The Anthropocene is a proposed name for our current geological epoch; a time on Earth characterized by human-caused planetary change. Without much regard for the many other forms of life that inhabit this planet, our species has been shaping landscapes, extracting resources, and generating waste at an exponential rate. Although the magnitude of this collective impact can be measured and mapped on a geological scale, it is much harder to perceive (or even care about) these changes through the tiny lens of our day to day life. Too often the environmental baseline shifts to a future that is more depleted than before.

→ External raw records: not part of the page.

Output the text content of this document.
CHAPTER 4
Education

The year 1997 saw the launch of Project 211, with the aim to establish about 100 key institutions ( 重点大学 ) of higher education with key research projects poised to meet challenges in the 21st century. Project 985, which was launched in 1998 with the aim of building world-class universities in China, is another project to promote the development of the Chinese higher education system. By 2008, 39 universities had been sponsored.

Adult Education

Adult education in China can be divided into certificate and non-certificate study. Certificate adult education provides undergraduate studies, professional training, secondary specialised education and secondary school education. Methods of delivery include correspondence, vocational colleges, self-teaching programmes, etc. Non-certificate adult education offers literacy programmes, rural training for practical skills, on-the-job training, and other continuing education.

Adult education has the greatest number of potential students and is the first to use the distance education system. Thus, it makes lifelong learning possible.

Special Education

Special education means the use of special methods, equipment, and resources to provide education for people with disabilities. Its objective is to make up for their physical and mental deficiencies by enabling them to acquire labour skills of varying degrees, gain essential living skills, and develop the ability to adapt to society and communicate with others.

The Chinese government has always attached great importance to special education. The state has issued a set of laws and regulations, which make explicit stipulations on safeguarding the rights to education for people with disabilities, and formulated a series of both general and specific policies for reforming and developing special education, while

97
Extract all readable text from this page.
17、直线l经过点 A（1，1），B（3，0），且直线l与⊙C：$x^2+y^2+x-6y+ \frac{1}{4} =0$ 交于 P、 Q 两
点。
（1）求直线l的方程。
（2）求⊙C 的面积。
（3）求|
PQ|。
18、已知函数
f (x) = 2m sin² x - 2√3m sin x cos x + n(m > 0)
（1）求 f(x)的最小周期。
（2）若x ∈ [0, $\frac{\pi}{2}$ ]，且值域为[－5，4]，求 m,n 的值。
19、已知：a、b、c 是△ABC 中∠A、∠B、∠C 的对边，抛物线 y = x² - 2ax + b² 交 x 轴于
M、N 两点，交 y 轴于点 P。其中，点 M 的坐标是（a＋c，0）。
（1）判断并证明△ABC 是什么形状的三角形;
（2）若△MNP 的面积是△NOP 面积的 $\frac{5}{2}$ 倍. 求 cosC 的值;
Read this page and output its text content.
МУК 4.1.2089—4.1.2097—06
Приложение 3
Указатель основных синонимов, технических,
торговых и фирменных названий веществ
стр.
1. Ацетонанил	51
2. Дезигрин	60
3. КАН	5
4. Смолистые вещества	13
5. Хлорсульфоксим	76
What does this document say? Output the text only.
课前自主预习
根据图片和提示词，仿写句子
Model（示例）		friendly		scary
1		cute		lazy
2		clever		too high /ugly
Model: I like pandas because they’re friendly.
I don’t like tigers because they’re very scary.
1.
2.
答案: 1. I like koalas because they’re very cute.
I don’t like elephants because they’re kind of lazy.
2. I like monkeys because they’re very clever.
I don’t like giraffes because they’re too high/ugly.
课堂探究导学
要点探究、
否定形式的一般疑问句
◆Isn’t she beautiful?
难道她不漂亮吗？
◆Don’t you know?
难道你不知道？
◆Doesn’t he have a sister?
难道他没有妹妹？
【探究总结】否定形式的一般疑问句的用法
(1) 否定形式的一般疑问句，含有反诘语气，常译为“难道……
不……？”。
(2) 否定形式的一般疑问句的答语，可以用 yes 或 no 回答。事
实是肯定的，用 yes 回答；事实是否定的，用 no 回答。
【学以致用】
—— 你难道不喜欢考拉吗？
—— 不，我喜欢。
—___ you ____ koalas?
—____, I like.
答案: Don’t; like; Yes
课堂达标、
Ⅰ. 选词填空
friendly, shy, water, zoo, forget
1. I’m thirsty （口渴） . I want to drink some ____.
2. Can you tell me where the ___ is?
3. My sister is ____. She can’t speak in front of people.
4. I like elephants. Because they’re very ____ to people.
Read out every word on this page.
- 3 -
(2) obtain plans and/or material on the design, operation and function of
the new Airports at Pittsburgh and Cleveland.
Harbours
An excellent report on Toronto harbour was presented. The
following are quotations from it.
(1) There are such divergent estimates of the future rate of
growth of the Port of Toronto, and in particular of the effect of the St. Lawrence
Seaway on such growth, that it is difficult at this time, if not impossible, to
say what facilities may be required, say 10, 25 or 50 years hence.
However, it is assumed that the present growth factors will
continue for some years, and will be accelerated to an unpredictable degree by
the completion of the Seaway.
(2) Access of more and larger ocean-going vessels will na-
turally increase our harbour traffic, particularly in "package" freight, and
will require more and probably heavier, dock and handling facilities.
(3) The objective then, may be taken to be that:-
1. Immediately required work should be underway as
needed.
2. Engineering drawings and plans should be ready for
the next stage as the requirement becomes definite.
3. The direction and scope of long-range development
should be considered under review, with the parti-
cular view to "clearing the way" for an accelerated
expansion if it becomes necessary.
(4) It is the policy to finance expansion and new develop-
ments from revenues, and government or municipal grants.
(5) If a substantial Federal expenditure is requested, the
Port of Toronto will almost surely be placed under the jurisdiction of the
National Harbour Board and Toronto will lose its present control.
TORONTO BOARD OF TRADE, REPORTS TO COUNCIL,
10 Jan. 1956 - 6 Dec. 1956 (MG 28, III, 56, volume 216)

As an artist and educator in the 21st Century, I feel an overwhelming responsibility to make work in response to human-caused environmental changes while critiquing the problematic cultural idea of “the natural world.” As we continue to extensively shape the planet, I believe we can no longer afford to think of nature as something unadulterated and separate from humans. My research rejects the all-but-mythical romantic view of nature as a human-less wilderness brimming with native flora and fauna in favor of a more empathetic and inclusive view that recognizes the complex and layered beauty of novel, untraditional, and damaged ecosystems. My artwork embarrasses the vitality of weeds, the kinship of pests, and the ingenuity invasive species. Both my studio and social practice aims to cultivate a greater sense of ecological literacy and environmental imagination while asking the viewer to reconsider their place in the world. Through multimedia artwork, community engagement, and cross-displinary collaboration, my practice is a sincere attempt to find hope for a multi-species future on a finite planet.